The U.S. Court of Appeals for the Second Circuit issued its decision on Friday, meaning the stay on the order will be in place until Argentina’s appeal against Preska’s ruling to grant the shares is resolved.
On June 30, Preska ordered Argentina to hand over 51% of its YPF shares as a partial payment to plaintiffs who in 2023 won a US$16.1 billion lawsuit over the company’s 2012 nationalization. In early July, Argentina appealed the order and requested a stay of the handover until the appeal was resolved. After Preska rejected the petition, the case moved to a higher court, which granted Argentina an administrative stay on July 15.
The appeals court’s ruling on Friday means that the stay is now firm until the dispute over the shares has been finalized.
The appeals court also granted the United States’ motions to file amicus briefs. The U.S. government has shown interest in the case since September 2024, when its Department of Justice sent a letter to Preska. In July this year, it officially backed Argentina by filing a motion stating that the share handover could have “significant ramifications” for Washington’s foreign relations, potentially triggering “reciprocal treatment” of the United States and its property in other countries.
The motion went on to say that, while the U.S. Foreign Sovereign Immunities Act admits some exceptions to the legal principle that property of other states is “immune from execution,” they specifically refer to assets located within the United States.
The document added that Argentina could be “irrevocably harmed” if a stay is not granted, given that the country could lose the ability to reclaim that property even if the appeal were successful.
The stay, however, does not affect Preska’s ruling against Argentina issued in September 2023. A press release issued Friday by Argentina’s Treasury Prosecution Office said that the ruling “is a direct consequence of decades of statism and interventionist policies that seriously harmed the nation.”
The YPF case
The case could be traced back to 2012, when Argentina’s Congress expropriated 51% of YPF shares from Spanish multinational Repsol, which was the majority shareholder at the time, giving the state majority control of the company.
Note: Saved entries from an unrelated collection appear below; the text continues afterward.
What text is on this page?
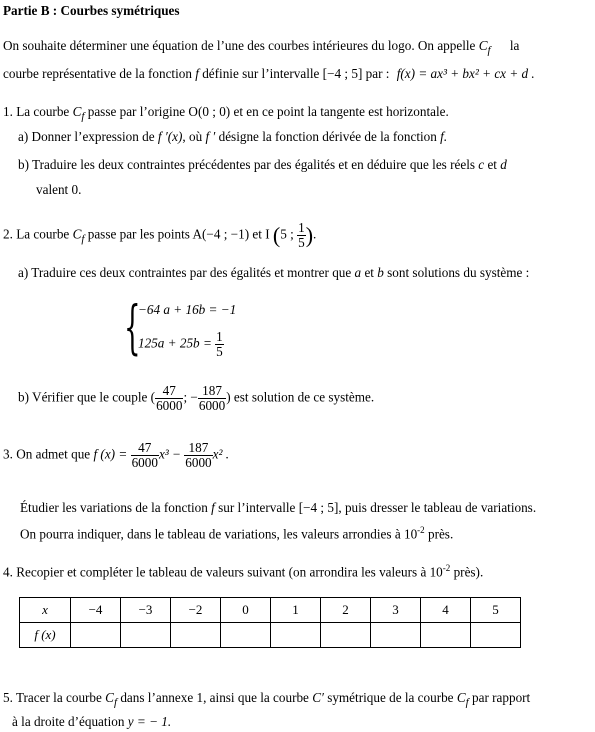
Partie B : Courbes symétriques
On souhaite déterminer une équation de l’une des courbes intérieures du logo. On appelle $C_f$ la
courbe représentative de la fonction f définie sur l’intervalle [−4 ; 5] par : f(x) = ax³ + bx² + cx + d .
1. La courbe $C_f$ passe par l’origine O(0 ; 0) et en ce point la tangente est horizontale.
a) Donner l’expression de f ′(x), où f ′ désigne la fonction dérivée de la fonction f.
b) Traduire les deux contraintes précédentes par des égalités et en déduire que les réels c et d
valent 0.
2. La courbe $C_f$ passe par les points A(−4 ; −1) et I (5 ; $\frac{1}{5}$ ).
a) Traduire ces deux contraintes par des égalités et montrer que a et b sont solutions du système :
{
−64 a + 16b = −1
$125a + 25b = \frac{1}{5}$
b) Vérifier que le couple ( $\frac{47}{6000}$ ; − $\frac{187}{6000}$ ) est solution de ce système.
3. On admet que f $(x) = \frac{47}{6000} x^3 - \frac{187}{6000} x^2$ .
Étudier les variations de la fonction f sur l’intervalle [−4 ; 5], puis dresser le tableau de variations.
On pourra indiquer, dans le tableau de variations, les valeurs arrondies à $10^{-2}$ près.
4. Recopier et compléter le tableau de valeurs suivant (on arrondira les valeurs à $10^{-2}$ près).
x	−4	−3	−2	0	1	2	3	4	5
f (x)									
5. Tracer la courbe $C_f$ dans l’annexe 1, ainsi que la courbe C′ symétrique de la courbe $C_f$ par rapport
à la droite d’équation y = − 1.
Three years later, Burford Capital bought the right to litigate in the name of Petersen Energia Inversora and Petersen Energía, two companies belonging to the local Ezkenazi family that owned part of the remaining shares. Burford and Eton Park, a defunct U.S. investment firm that was also a minority shareholder, took Argentina to court in 2015 and 2016, claiming the country had failed to make a tender offer to buy their YPF shares when it nationalized the company, incurring significant losses for them as a result.
In September 2023, Preska ordered Argentina to pay the plaintiffs US$16.1 billion for breach of contract during the nationalization. The expropriation case is on appeal. The U.S. Court of Appeals for the Second Circuit must now rule on the case, which could ultimately land in the U.S. Supreme Court.